Optionally, to use faster but potentially less accurate single-precision floating point numbers, add
-DPOIS_PRECISION=32 -DFIELD_PRECISION=32
on the cmake command line below.
export SYST=gnu-fast
module load prgenv/gnu
module load gcc/11.2.0
module load openmpi
module load cmake/3.20.2
module load netcdf4/4.7.4
module load fftw/3.3.9
git clone https://github.com/dalesteam/dales.git
cd dales
mkdir build
cd build
cmake .. -DUSE_FFTW=True \
-DFFTWF_LIB=$FFTW_DIR/lib/libfftw3f.a \
-DFFTW_LIB=$FFTW_DIR/lib/libfftw3.a -DFFTW_INCLUDE_DIR=$FFTW_DIR/include
make -j 8
Using hyper-threading does not seem beneficial. I got the best results with 128 MPI tasks per node. When restarting a run, the init*latest symlinks are not reliably created. Specify the actual file name with a time stamp in namoptions.
not fully tested
#!/bin/bash
#SBATCH --qos=nf # nf fractional queue np parallel queue np for > 1/2 node
#SBATCH -t 24:00:00
#SBATCH -n 24 #total number of tasks, number of nodes calculated automatically
#SBATCH -A <your-project-name>
#SBATCH --mem-per-cpu=1G
module load prgenv/gnu
module load gcc/11.2.0
module load openmpi
module load cmake/3.20.2
module load netcdf4/4.7.4
module load fftw/3.3.9
DALES=<path-to-your-dales>
NAMOPTIONS=namoptions.001
srun $DALES $NAMOPTIONS | tee -a output.txt
not fully tested
#!/bin/bash
#SBATCH --qos=np # nf fractional queue np parallel queue np for > 1/2 node
#SBATCH -t 24:00:00
#SBATCH -n 512 #total number of tasks, number of nodes calculated automatically
#SBATCH -A <your-project-name>
#SBATCH --ntasks-per-node=128
module load prgenv/gnu
module load gcc/11.2.0
module load openmpi
module load cmake/3.20.2
module load netcdf4/4.7.4
module load fftw/3.3.9
DALES=<path-to-your-dales>
NAMOPTIONS=namoptions.001
srun $DALES $NAMOPTIONS | tee -a output.txt
The following bash script looks for restart files in the current directory.
If it finds any, it picks the one with the highest time stamp
and edits the namoptions file to perform a restart with that file name.
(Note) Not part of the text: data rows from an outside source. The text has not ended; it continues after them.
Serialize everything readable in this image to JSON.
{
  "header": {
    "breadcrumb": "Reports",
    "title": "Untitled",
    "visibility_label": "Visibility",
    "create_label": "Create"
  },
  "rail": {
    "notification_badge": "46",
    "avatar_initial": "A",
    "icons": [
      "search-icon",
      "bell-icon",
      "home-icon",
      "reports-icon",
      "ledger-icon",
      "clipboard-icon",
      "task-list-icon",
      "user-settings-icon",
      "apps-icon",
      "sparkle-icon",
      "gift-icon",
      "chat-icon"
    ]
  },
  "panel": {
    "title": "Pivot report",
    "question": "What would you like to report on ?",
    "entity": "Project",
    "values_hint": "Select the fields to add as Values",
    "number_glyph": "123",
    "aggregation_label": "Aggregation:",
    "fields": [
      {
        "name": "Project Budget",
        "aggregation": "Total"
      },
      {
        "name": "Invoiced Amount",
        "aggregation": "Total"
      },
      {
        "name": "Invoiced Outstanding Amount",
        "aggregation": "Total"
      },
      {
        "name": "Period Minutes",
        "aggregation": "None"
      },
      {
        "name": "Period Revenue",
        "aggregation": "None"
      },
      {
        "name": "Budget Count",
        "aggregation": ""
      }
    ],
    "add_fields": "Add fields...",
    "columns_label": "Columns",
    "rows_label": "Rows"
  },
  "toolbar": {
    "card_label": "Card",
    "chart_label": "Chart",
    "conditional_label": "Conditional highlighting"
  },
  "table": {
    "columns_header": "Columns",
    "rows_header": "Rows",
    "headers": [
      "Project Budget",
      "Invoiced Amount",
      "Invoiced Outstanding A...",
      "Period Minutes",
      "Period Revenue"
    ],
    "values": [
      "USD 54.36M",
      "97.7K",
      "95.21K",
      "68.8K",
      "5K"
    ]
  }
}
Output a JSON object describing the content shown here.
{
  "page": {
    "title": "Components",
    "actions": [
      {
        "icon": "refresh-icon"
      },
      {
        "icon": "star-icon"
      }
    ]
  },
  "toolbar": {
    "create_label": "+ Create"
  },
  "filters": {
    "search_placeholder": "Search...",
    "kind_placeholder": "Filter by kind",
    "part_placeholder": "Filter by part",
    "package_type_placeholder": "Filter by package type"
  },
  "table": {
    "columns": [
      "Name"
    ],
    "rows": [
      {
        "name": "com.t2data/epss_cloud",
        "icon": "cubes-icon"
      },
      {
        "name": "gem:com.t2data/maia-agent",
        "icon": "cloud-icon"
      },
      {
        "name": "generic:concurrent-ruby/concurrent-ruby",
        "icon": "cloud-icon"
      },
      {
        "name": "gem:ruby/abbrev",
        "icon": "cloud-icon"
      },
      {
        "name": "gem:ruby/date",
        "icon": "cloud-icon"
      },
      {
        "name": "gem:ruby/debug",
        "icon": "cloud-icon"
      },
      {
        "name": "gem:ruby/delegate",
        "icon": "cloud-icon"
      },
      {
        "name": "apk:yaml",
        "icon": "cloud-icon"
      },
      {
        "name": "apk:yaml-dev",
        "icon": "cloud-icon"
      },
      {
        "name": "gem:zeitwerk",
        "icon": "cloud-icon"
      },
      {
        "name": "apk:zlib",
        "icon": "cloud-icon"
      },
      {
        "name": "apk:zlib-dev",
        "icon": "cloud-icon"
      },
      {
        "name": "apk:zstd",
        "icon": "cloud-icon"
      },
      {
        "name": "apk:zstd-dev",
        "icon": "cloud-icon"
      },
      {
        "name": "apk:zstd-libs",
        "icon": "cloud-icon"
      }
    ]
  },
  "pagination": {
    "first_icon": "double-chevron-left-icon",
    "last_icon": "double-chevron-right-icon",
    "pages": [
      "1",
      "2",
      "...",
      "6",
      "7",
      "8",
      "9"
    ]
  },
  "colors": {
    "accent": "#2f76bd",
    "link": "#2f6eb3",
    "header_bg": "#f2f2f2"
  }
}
If no restart files are found, it edits namoptions to set lwarmstart = .false.
.
# find restart file with latest time stamp, if it exists
STARTFILE=`ls initd*h*mx000y000.001 | tail -n 1`
if [ ! -z "$STARTFILE" ]
then
# edit lwarmstart to true
sed -i -r "s/lwarmstart.*=.*/lwarmstart = .true./" $NAMOPTIONS
# edit startfile
sed -i -r "s/startfile.*=.*/startfile = \"$STARTFILE\"/" $NAMOPTIONS
else
# edit lwarmstart to false
sed -i -r "s/lwarmstart.*=.*/lwarmstart = .false./" $NAMOPTIONS
fi
CDO version 2.0.4 and newer handle merging of DALES netCDF tiles much better than older versions. This
CDO version is not yet installed but can be installed from source.
cd $PERM
mkdir src
cd src
wget https://code.mpimet.mpg.de/attachments/download/26823/cdo-2.0.5.tar.gz
module load prgenv/gnu
module load gcc/11.2.0
module load netcdf4/4.7.4
tar -xzf cdo-2.0.5.tar.gz
cd cdo-2.0.5/
./configure --with-netcdf=`nc-config --prefix` --prefix=$PERM/local
make -j 8
make install
Run as
$PERM/local/bin/cdo
These steps were tested on the TEMS test system
in May 2021 using the git branches v4.3
(current default branch) and to4.4_Fredrik
.
module load prgenv/gnu
module load openmpi
module load cmake/3.19.5
module load netcdf4/4.7.4
module load fftw/3.3.9
export SYST=gnu-fast
git clone https://github.com/dalesteam/dales.git
cd dales
mkdir build
cd build
cmake .. # -DUSE_FFTW=True
make -j 4
Note: with the optional -DUSE_FFTW=True
,
FFTW is not found automatically. Edit the CMakeLists or set environment variables.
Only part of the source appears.